Algunos, extraños en tierra ajena o propia, deciden habitar por siempre en el refugio de las palabras: “Mi patria es la lengua” dijo el poeta Gelman. Y la poeta Rosa Ausländer (cuyo apellido significa “extranjera”), quien sobrevivió al Holocausto escondida en un sótano en Czernowitz y vivió durante décadas en los Estados Unidos para finalmente establecerse en Alemania, edificó su hogar definitivo en su poema Matria: “Mi patria está muerta/ellos la enterraron en fuego/Yo vivo en mi matria/la palabra”.

Lo cierto es que podemos habitar en nuestra lengua, en nuestro mundo, pero la vida, al ser una experiencia social, obliga al extranjero a confrontarse con el otro. Una palabra rusa describe al extranjero como “el amordazado, el que no puede hablar”. El extranjero es el que calla o el que no conoce o maneja correctamente los códigos con los cuales se comunica una sociedad, que más allá del idioma se definen por el modo en que se hacen las cosas, la manera en que siempre se han hecho las cosas. Mientras más conservadora sea una sociedad, más estable es este código y más imposible le resulta al extraño penetrar en sus secretos. Alrededor del extraño surge el silencio. El silencio no es solamente la ausencia absoluta de sonido, de palabra, es la interrupción de la comunicación, el vacío. Impera el silencio aun cuando estemos rodeados de palabras.

El escritor alemán E.T.A. Hoffmann comprendió desde la ficción la experiencia del extraño. Una de sus narraciones menos conocidas, La iglesia de los jesuitas en G., inicia cuando el carruaje del protagonista sufre una avería durante el viaje, por lo cual este se ve obligado a pasar algunas noches en un pueblo desconocido. Con estas palabras nos describe E.T.A. Hoffmann el comienzo del extrañamiento: “El lugar me pareció agradable, la región, acogedora, lo cual no impidió que me asustase un poco la forzada estancia.

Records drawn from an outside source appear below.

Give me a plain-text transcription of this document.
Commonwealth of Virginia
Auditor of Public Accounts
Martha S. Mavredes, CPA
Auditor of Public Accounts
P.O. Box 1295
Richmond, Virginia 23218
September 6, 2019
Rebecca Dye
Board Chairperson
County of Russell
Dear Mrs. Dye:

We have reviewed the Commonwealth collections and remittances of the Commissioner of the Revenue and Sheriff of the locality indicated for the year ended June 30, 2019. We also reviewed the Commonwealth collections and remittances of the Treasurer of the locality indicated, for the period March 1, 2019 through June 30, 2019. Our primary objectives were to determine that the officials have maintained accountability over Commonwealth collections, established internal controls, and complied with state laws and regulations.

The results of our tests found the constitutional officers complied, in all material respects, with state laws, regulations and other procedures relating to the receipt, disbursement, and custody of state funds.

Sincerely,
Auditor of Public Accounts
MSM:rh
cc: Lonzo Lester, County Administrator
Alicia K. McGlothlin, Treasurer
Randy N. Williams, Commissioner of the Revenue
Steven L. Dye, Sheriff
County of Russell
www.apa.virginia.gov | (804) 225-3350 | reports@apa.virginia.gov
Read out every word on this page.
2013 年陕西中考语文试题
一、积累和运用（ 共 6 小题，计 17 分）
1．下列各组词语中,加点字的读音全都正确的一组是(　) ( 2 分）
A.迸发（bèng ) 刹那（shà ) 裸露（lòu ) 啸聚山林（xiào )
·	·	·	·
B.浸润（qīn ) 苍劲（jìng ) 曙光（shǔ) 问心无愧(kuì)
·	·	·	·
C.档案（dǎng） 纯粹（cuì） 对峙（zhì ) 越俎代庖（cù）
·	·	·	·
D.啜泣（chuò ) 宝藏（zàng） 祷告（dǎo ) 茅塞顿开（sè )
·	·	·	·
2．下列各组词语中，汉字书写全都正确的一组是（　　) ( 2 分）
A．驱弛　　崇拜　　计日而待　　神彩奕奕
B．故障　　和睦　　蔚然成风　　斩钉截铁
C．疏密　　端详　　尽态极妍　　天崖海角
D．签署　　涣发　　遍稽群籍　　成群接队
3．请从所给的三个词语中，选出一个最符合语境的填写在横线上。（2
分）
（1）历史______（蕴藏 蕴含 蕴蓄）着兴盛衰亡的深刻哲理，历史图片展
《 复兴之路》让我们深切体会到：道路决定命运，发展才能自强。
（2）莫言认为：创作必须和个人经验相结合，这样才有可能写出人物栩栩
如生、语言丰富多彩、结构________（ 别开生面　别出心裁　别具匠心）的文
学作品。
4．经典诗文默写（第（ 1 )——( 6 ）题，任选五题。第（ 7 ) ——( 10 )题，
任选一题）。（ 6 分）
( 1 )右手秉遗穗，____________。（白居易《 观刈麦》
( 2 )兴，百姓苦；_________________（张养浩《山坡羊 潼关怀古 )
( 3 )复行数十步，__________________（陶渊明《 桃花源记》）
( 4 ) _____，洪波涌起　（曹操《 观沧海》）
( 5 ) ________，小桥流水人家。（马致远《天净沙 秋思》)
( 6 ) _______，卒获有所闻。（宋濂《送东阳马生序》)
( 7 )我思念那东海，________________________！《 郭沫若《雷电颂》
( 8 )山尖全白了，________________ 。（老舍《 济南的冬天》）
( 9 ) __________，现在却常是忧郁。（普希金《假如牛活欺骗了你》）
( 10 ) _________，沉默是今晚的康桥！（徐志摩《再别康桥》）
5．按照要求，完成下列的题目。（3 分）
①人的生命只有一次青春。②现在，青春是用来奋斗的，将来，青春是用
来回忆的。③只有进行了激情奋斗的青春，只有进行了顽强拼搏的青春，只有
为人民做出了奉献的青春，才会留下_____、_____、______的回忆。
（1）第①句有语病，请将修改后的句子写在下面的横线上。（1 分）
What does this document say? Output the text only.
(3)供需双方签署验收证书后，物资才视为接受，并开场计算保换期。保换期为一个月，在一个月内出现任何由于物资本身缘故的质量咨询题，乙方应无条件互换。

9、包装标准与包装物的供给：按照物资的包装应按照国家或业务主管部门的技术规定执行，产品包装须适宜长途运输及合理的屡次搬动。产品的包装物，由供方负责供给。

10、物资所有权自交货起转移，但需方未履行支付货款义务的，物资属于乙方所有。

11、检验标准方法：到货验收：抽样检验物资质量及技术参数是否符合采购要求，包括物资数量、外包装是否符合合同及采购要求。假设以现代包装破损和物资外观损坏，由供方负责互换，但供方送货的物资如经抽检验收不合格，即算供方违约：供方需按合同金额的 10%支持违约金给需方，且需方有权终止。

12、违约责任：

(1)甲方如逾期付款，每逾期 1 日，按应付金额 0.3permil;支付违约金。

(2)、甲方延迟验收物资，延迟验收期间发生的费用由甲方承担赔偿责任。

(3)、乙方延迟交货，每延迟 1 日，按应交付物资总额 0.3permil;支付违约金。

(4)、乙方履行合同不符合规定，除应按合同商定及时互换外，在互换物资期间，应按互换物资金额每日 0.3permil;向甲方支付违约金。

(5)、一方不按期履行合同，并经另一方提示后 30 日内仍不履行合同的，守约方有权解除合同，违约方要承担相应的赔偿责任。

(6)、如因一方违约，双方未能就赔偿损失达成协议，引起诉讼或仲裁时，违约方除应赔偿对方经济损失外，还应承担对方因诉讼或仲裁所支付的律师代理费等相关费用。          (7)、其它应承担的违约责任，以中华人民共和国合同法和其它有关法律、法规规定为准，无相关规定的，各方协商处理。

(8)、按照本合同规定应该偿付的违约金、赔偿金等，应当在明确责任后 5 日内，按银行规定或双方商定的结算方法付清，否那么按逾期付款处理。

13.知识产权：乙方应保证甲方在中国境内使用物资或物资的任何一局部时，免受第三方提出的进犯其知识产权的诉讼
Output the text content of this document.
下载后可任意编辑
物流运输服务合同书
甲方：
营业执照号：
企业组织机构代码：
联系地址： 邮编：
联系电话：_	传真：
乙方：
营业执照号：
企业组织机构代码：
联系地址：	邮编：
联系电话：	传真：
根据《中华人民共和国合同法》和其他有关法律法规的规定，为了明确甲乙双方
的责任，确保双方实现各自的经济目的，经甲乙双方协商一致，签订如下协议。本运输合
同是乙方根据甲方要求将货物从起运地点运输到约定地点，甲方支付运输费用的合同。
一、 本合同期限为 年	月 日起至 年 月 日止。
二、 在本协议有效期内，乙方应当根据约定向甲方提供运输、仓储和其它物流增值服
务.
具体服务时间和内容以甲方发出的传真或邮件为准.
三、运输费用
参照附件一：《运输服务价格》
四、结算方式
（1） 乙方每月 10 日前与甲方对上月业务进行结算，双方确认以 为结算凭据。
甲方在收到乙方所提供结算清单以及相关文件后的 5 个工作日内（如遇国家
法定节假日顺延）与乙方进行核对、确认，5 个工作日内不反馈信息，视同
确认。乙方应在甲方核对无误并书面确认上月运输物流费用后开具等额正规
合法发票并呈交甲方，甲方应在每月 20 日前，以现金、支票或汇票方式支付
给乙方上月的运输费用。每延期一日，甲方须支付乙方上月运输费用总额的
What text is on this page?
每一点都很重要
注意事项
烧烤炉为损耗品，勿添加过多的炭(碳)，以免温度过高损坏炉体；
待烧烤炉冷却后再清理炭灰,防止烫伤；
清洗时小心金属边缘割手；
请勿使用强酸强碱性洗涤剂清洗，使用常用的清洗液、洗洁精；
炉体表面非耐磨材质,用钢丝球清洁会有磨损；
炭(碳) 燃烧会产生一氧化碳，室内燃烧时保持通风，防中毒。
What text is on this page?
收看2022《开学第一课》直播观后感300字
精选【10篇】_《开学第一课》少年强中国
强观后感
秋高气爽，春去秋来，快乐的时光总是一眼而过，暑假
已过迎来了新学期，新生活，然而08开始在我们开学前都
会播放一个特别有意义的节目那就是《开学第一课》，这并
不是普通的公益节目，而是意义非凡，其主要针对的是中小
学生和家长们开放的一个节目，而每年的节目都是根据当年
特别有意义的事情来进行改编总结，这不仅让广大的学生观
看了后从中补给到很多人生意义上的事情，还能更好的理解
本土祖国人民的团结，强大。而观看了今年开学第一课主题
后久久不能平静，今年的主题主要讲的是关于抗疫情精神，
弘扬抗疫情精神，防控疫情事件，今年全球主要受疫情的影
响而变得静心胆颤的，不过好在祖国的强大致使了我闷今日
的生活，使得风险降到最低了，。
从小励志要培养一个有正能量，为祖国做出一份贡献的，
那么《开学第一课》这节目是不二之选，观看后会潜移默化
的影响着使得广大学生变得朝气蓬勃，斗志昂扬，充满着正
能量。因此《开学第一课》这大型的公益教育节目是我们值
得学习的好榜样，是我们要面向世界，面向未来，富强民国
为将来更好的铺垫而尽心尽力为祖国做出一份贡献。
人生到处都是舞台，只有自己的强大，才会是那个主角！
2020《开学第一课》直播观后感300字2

Amable lector, si alguna vez te has visto obligado a permanecer tres días en una pequeña ciudad, donde no conoces a nadie y nadie te conoce, donde eres un desconocido para todos, ¿no has sentido una profunda angustia, no te ha consumido la necesidad de comunicarte con alguien? De ser así podrás comprender mi malestar. En realidad, ya se sabe que el espíritu de la vida se halla por doquier, pero a las ciudades pequeñas les sucede lo que a esas orquestas que siempre tocan correctamente las mismas piezas y cualquier tonalidad extraña les parece disonante y las hace callar al punto”.

Te vas a buscar la vida y terminas buscándote a ti mismo. Y cuando te encuentras descubres que atrás no quedó nada, todo te persigue, todo permanece en cada gesto, en cada sueño.